Summary
Venezuela - Conceito de Operações, julho de 2026
Conteúdo
Contexto
Em 2019, foram criadas na Venezuela estruturas de coordenação humanitária em conformidade com as orientações do Comité Permanente Interorganizações (IASC, na sigla em inglês), incluindo a nomeação de um Coordenador Humanitário (CH) e de um Coordenador Humanitário Adjunto, a criação de uma Equipa Humanitária Nacional (EHP), um mecanismo de coordenação inter-clusters e a ativação de 8 clusters, incluindo o Cluster de Logística.
Após vários anos de funcionamento, e em consonância com os processos de revisão das estruturas de coordenação humanitária no país, o Cluster de Logística foi formalmente desativado em 2025 e as suas funções foram transferidas para um Grupo de Trabalho Nacional de Logística (GTL), liderado pelo Programa Alimentar Mundial (PAM, na sigla em inglês). Este mecanismo mantém um papel de coordenação, gestão de informação e intercâmbio técnico entre parceiros humanitários, com ênfase no acompanhamento de lacunas logísticas, na articulação com atores nacionais e no reforço da preparação e resposta a emergências.

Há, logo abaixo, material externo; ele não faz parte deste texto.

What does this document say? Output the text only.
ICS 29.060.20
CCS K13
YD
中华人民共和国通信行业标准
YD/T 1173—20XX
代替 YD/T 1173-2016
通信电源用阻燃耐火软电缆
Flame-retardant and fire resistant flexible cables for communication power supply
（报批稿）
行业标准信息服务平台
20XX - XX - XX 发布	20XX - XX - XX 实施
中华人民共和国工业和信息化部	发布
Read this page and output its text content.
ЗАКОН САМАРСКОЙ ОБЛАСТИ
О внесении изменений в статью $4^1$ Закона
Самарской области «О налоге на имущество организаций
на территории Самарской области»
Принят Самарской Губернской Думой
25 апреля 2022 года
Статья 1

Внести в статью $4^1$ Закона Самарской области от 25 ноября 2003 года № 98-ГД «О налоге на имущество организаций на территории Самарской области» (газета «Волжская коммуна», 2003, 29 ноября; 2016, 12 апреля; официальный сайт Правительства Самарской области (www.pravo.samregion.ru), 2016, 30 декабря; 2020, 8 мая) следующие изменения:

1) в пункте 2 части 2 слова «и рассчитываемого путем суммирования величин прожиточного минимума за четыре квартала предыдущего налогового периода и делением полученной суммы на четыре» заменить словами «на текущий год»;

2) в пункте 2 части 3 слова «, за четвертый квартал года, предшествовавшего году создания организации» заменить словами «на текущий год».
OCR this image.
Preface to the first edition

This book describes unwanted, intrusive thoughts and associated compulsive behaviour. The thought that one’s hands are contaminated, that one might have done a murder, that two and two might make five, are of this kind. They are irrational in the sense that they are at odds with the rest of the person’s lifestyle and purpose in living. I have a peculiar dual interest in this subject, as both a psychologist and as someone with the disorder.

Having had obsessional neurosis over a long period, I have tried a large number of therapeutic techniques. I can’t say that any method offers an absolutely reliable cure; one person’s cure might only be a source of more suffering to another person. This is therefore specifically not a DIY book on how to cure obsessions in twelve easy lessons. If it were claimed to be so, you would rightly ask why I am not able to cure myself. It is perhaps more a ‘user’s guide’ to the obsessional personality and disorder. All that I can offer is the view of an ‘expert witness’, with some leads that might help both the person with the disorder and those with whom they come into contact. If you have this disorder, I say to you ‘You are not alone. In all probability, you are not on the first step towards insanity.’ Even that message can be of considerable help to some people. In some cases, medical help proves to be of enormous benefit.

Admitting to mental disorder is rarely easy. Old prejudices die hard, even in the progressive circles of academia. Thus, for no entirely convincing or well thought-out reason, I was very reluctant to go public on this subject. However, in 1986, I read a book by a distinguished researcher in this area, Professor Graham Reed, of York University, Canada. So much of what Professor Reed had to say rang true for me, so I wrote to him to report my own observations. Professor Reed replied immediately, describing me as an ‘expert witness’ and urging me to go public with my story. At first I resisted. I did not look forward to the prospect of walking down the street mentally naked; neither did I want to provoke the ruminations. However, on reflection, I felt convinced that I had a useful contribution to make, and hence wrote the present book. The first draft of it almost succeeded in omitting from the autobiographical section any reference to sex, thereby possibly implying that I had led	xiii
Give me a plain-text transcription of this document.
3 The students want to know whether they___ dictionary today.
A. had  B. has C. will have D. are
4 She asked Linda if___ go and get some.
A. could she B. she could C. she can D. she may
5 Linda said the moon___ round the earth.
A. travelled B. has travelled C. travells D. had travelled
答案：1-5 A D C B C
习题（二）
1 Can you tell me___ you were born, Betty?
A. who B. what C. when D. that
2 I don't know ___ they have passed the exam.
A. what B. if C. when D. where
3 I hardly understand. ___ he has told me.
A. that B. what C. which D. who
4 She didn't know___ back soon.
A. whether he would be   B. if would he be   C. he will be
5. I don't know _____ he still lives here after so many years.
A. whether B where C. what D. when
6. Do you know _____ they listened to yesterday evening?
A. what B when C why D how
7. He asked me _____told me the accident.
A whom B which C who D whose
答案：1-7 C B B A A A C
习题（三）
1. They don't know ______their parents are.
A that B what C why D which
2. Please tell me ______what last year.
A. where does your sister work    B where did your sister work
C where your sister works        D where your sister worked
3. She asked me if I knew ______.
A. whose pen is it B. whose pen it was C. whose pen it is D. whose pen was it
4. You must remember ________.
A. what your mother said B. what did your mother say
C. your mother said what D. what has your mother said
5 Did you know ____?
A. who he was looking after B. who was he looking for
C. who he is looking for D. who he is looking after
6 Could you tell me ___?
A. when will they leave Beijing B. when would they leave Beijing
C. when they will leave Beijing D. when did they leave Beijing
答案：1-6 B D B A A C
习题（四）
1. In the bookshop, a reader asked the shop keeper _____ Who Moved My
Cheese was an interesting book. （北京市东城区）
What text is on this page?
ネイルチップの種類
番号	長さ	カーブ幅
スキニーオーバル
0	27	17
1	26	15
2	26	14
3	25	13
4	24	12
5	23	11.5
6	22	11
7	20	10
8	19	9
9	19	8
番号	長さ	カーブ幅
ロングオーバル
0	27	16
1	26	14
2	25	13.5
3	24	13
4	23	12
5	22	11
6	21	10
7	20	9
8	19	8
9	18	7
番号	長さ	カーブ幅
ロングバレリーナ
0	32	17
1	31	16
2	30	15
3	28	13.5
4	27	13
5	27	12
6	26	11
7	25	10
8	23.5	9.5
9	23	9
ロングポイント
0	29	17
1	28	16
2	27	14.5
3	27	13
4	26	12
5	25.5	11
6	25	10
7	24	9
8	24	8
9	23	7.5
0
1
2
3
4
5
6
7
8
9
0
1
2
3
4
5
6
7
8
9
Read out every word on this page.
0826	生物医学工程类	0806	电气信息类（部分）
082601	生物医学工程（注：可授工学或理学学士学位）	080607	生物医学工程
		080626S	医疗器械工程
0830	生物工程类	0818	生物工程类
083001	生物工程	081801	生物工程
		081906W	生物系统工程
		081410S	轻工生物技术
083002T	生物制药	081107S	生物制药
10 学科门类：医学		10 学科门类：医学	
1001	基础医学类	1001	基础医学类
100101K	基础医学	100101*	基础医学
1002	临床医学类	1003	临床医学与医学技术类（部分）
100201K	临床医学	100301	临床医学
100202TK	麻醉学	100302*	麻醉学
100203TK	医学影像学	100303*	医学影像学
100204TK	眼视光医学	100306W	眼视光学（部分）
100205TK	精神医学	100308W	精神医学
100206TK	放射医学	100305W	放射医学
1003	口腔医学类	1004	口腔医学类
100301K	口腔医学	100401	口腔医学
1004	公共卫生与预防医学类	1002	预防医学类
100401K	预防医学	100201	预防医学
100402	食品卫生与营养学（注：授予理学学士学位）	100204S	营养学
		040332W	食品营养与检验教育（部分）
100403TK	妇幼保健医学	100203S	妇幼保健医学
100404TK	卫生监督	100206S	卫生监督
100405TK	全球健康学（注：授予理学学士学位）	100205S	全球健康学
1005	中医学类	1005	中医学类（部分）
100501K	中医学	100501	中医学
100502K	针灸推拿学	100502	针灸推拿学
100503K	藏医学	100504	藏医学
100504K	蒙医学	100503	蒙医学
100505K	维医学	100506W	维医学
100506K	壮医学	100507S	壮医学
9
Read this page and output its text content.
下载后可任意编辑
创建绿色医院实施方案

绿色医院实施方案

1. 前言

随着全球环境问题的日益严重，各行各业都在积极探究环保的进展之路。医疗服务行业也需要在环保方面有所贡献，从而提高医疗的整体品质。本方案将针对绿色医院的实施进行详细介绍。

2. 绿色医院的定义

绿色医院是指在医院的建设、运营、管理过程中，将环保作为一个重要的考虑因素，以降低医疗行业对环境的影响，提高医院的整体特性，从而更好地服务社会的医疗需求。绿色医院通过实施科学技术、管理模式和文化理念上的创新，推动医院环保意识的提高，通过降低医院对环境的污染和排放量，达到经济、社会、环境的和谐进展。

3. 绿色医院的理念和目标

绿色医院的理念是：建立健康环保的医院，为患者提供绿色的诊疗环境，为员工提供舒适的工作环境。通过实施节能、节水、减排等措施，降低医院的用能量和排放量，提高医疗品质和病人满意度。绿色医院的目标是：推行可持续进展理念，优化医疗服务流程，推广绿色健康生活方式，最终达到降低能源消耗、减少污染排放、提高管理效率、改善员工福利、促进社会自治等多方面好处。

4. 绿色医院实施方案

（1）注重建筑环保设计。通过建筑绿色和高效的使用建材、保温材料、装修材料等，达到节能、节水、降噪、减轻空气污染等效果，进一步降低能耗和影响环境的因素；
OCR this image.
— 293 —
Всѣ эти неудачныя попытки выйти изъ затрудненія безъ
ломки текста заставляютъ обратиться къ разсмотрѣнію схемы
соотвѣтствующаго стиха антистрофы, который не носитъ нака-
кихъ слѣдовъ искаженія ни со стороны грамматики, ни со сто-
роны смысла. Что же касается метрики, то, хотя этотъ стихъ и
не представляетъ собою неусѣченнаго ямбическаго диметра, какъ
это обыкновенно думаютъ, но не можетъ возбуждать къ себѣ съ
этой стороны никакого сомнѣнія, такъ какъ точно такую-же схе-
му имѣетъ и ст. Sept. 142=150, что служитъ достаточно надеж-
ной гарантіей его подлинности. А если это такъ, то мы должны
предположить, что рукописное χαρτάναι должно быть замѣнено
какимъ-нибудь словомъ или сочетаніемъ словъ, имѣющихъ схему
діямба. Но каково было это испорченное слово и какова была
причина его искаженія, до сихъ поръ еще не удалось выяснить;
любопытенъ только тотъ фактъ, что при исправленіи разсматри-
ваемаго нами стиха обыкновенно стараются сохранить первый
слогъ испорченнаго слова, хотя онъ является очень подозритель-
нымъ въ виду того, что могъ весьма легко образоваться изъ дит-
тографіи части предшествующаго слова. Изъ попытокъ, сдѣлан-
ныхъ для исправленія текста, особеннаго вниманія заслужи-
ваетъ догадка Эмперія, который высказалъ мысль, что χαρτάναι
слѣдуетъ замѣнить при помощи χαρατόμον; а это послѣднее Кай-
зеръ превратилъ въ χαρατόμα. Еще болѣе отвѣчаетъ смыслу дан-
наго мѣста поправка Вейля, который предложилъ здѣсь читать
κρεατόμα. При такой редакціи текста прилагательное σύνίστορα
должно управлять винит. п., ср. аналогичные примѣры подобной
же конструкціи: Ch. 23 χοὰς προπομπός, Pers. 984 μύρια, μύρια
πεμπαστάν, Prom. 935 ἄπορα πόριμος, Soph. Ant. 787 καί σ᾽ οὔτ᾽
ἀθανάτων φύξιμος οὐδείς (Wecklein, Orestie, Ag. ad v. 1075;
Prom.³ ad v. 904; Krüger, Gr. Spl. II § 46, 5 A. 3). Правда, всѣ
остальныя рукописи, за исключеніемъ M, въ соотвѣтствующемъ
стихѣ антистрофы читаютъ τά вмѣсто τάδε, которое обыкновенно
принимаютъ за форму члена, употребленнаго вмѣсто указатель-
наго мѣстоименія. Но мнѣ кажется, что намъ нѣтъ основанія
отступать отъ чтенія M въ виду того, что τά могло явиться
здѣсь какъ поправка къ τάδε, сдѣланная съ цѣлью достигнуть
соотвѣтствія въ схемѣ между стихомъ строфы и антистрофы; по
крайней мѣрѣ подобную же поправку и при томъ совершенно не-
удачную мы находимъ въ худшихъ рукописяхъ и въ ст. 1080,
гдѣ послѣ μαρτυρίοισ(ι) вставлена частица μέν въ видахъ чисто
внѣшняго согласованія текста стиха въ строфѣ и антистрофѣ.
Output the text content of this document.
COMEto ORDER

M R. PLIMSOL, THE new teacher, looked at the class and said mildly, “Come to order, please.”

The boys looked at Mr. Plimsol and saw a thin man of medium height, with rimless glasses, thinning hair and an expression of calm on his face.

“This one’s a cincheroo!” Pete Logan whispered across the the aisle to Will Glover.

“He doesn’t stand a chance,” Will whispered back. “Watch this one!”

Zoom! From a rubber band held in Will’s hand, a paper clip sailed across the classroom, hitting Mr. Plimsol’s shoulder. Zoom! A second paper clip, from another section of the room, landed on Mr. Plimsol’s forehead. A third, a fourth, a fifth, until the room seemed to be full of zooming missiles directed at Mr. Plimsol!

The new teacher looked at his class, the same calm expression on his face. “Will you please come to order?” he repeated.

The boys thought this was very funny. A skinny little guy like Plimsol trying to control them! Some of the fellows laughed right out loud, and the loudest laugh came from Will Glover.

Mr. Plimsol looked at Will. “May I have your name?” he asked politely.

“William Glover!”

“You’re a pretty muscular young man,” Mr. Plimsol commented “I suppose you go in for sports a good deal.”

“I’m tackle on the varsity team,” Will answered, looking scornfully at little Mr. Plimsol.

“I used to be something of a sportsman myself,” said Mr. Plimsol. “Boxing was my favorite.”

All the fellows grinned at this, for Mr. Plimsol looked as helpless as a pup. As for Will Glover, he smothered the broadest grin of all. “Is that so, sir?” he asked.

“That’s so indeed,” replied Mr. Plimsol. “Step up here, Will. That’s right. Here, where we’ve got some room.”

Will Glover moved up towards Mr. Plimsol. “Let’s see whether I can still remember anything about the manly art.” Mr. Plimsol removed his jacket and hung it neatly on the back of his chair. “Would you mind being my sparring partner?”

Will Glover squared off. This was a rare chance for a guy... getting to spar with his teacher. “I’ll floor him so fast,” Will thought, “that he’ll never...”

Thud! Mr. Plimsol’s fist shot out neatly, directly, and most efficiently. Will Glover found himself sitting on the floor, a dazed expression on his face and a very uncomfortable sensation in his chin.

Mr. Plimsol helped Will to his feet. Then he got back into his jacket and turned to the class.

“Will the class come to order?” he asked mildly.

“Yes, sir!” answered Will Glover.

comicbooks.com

A 24 de junho de 2026, a Venezuela foi afetada por dois sismos consecutivos de grande magnitude, registados com magnitudes de 7,2 e 7,5, que afetaram a região centro-norte do país. O Governo da Venezuela declarou o estado de emergência nacional, enquanto prosseguem as operações de busca e salvamento, a prestação de cuidados médicos de emergência e a avaliação dos danos e das necessidades. La Guaira, Caracas e outros estados do norte do país registam danos em habitações, infraestruturas críticas e serviços essenciais.
A situação continua a evoluir. Relatórios preliminares indicam vítimas mortais e feridos, edifícios desmoronados ou gravemente afetados, interrupções no fornecimento de eletricidade, água, telecomunicações e transportes, bem como a ocorrência de múltiplas réplicas que mantêm condições de risco para a população e dificultam o acesso às zonas afetadas.
Neste contexto, o presente Conceito de Operações estabelece o quadro inicial de coordenação logística para apoiar uma resposta humanitária oportuna, coordenada e baseada nas necessidades, em complementaridade com as autoridades nacionais, o EHP, os clusters e os parceiros humanitários. O documento será atualizado à medida que forem disponibilizadas informações adicionais sobre o impacto do terramoto, as condições de acesso, a operacionalidade das infraestruturas logísticas essenciais e as prioridades operacionais identificadas pelos parceiros.
Lacunas e desafios logísticos
- Informação limitada sobre as capacidades logísticas disponíveis após o terramoto, incluindo o estado operacional de portos, aeroportos, armazéns, centros logísticos, infraestruturas de transporte, equipamentos de manuseamento de carga e procedimentos aduaneiros, o que dificulta o planeamento eficaz da resposta.
- Danos e interrupções na infraestrutura crítica e nos serviços essenciais, incluindo estradas, pontes, armazéns, escritórios operacionais, telecomunicações, energia elétrica e abastecimento de água, afetando a capacidade de armazenamento, transporte e distribuição da ajuda humanitária.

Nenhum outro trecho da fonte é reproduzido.